The chief fiscal officers of New York State, New York City, and Connecticut yesterday tried to distance themselves from the events unfolding in Orange County, Calif.
In separate public statements, the officials pledged that they have not used risky investment techniques when managing pension funds and other assets.
The statements, made by the comptrollers' offices of New York State and New York City, and the Treasurer of Connecticut followed Tuesday's announcement that Orange County filed for bankruptcy after experiencing huge losses in its leveraged investment fund. Late yesterday, speculation swirled that several other issuers of debt would make similar announcements.
The New York State and city comptrollers manage two of the largest pension funds in the country. Their statements came as municipal market analysts predicted that a slew of other municipalities would soon announce problems similar to those in Orange County.
On Tuesday, the county said it filed for bankruptcy protection after its investment fund faced billions in losses because of the aggressive investment strategy of former county treasurer Robert L. Citron.
Citron, who resigned Monday, relied on leverage and derivatives to produce huge profits for the fund, particularly in the early part of the decade as interest rates fell to recent historic lows.
But this year's upward swing in rates forced the county to pay more to maintain its leveraged position and reduced the value of many of the county's derivatives holdings. The county said last week that the fund has experienced losses of about $1.5 billion.
The market's growing unease with Orange County's dilemma precipitated the announcements by state Comptroller H. Carl McCall, city Comptroller Alan G. Hevesi, and Connecticut Treasurer Joseph Suggs, Jr.
Said McCall: "I want to assure all New Yorkers that the practices involving derivatives and structured notes that contributed to the situation in Orange County are not investment vehicles utilized by my office." Steven Greenberg, A spokesman for McCall, said the state does not invest in derivatives, nor does it use leverage to inflate the size of its investment fund.
As state comptroller, McCall is sole trustee of the $60 billion state common retirement fund. He also manages the state's short-term investment pool.

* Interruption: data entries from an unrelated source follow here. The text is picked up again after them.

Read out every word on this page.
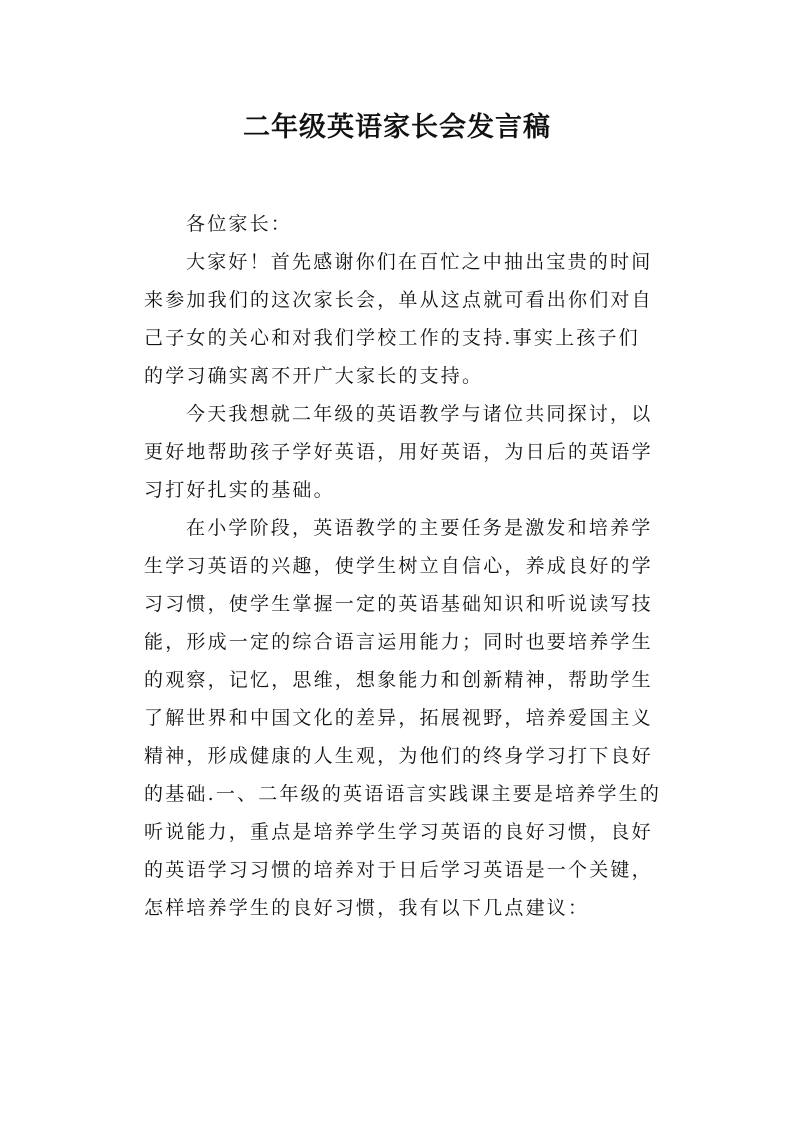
二年级英语家长会发言稿
各位家长：
大家好！首先感谢你们在百忙之中抽出宝贵的时间
来参加我们的这次家长会，单从这点就可看出你们对自
己子女的关心和对我们学校工作的支持.事实上孩子们
的学习确实离不开广大家长的支持。
今天我想就二年级的英语教学与诸位共同探讨，以
更好地帮助孩子学好英语，用好英语，为日后的英语学
习打好扎实的基础。
在小学阶段，英语教学的主要任务是激发和培养学
生学习英语的兴趣，使学生树立自信心，养成良好的学
习习惯，使学生掌握一定的英语基础知识和听说读写技
能，形成一定的综合语言运用能力；同时也要培养学生
的观察，记忆，思维，想象能力和创新精神，帮助学生
了解世界和中国文化的差异，拓展视野，培养爱国主义
精神，形成健康的人生观，为他们的终身学习打下良好
的基础.一、二年级的英语语言实践课主要是培养学生的
听说能力，重点是培养学生学习英语的良好习惯，良好
的英语学习习惯的培养对于日后学习英语是一个关键，
怎样培养学生的良好习惯，我有以下几点建议：
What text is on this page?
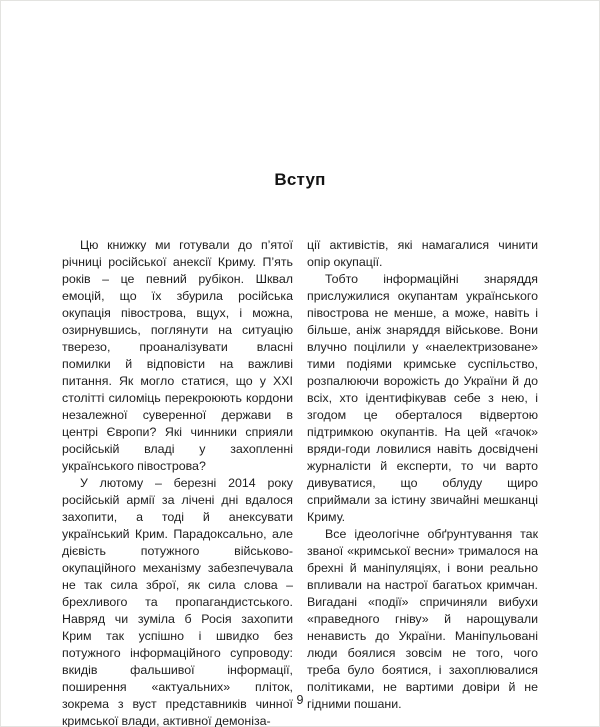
Вступ

Цю книжку ми готували до п’ятої річниці російської анексії Криму. П’ять років – це певний рубікон. Шквал емоцій, що їх збурила російська окупація півострова, вщух, і можна, озирнувшись, поглянути на ситуацію тверезо, проаналізувати власні помилки й відповісти на важливі питання. Як могло статися, що у XXI столітті силоміць перекроюють кордони незалежної суверенної держави в центрі Європи? Які чинники сприяли російській владі у захопленні українського півострова?

У лютому – березні 2014 року російській армії за лічені дні вдалося захопити, а тоді й анексувати український Крим. Парадоксально, але дієвість потужного військово-окупаційного механізму забезпечувала не так сила зброї, як сила слова – брехливого та пропагандистського. Навряд чи зуміла б Росія захопити Крим так успішно і швидко без потужного інформаційного супроводу: вкидів фальшивої інформації, поширення «актуальних» пліток, зокрема з вуст представників чинної кримської влади, активної демоніза-

ції активістів, які намагалися чинити опір окупації.

Тобто інформаційні знаряддя прислужилися окупантам українського півострова не менше, а може, навіть і більше, аніж знаряддя військове. Вони влучно поцілили у «наелектризоване» тими подіями кримське суспільство, розпалюючи ворожість до України й до всіх, хто ідентифікував себе з нею, і згодом це оберталося відвертою підтримкою окупантів. На цей «гачок» вряди-годи ловилися навіть досвідчені журналісти й експерти, то чи варто дивуватися, що облуду щиро сприймали за істину звичайні мешканці Криму.

Все ідеологічне обґрунтування так званої «кримської весни» трималося на брехні й маніпуляціях, і вони реально впливали на настрої багатьох кримчан. Вигадані «події» спричиняли вибухи «праведного гніву» й нарощували ненависть до України. Маніпульовані люди боялися зовсім не того, чого треба було боятися, і захоплювалися політиками, не вартими довіри й не гідними пошани.

9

Said New York City Comptroller Alan G. Hevesi: "It is important that leading issuers in the municipal market assure the investing public, and the public at large, that the investment practices that are at issue in Orange County are not normal practices in the industry."
Hevesi helps manage $49 billion in city pension fund assets. The statement said the city does not use the investing techniques used by Orange County, including reliance on reverse repurchase agreements, to leverage its investment funds.
Michael W. Geffrard, the city's first deputy comptroller, said that the city may have some money invested in derivatives, but the amount is small.
Geffrard, who said he could not identify the city's derivative holdings, said the city hires private companies to manage much of its pension assets and these firms may have decided to invest some money in these instruments.
In Connecticut, Suggs issued a statement through his financial adviser, Public Resources Advisory Group, saying that the state has on occasion purchased derivatives, and used repurchase agreements for its short-term investment fund.
But the statement said Connecticut has never used these instruments to speculate on interest-rate movements, and that at the moment, the state owns no derivatives.
The announcements were applauded by Wall Street bond analysts. "It's very good that these officials are coming forward," said Michael Shamosh, a managing director at Corby North Bridge Securities. "But where are the others?"
Michael Bessendorf, quantitative analyst at JJ Kenny, said he believes there are "at least 10 other counties in the same position."
Merrill Lynch had been selling similar notes and products to authorities all over the country, Bessendorf said.
Bessendorf warned it is possible some might default, and based his forecast on comments made at a conference last week sponsored by the International Association of Financial Engineers.
"Quite a few of the people there had structured notes that are very similar to the ones that Orange County had. Merrill Lynch basically was selling these products not just to one county but to quite a few."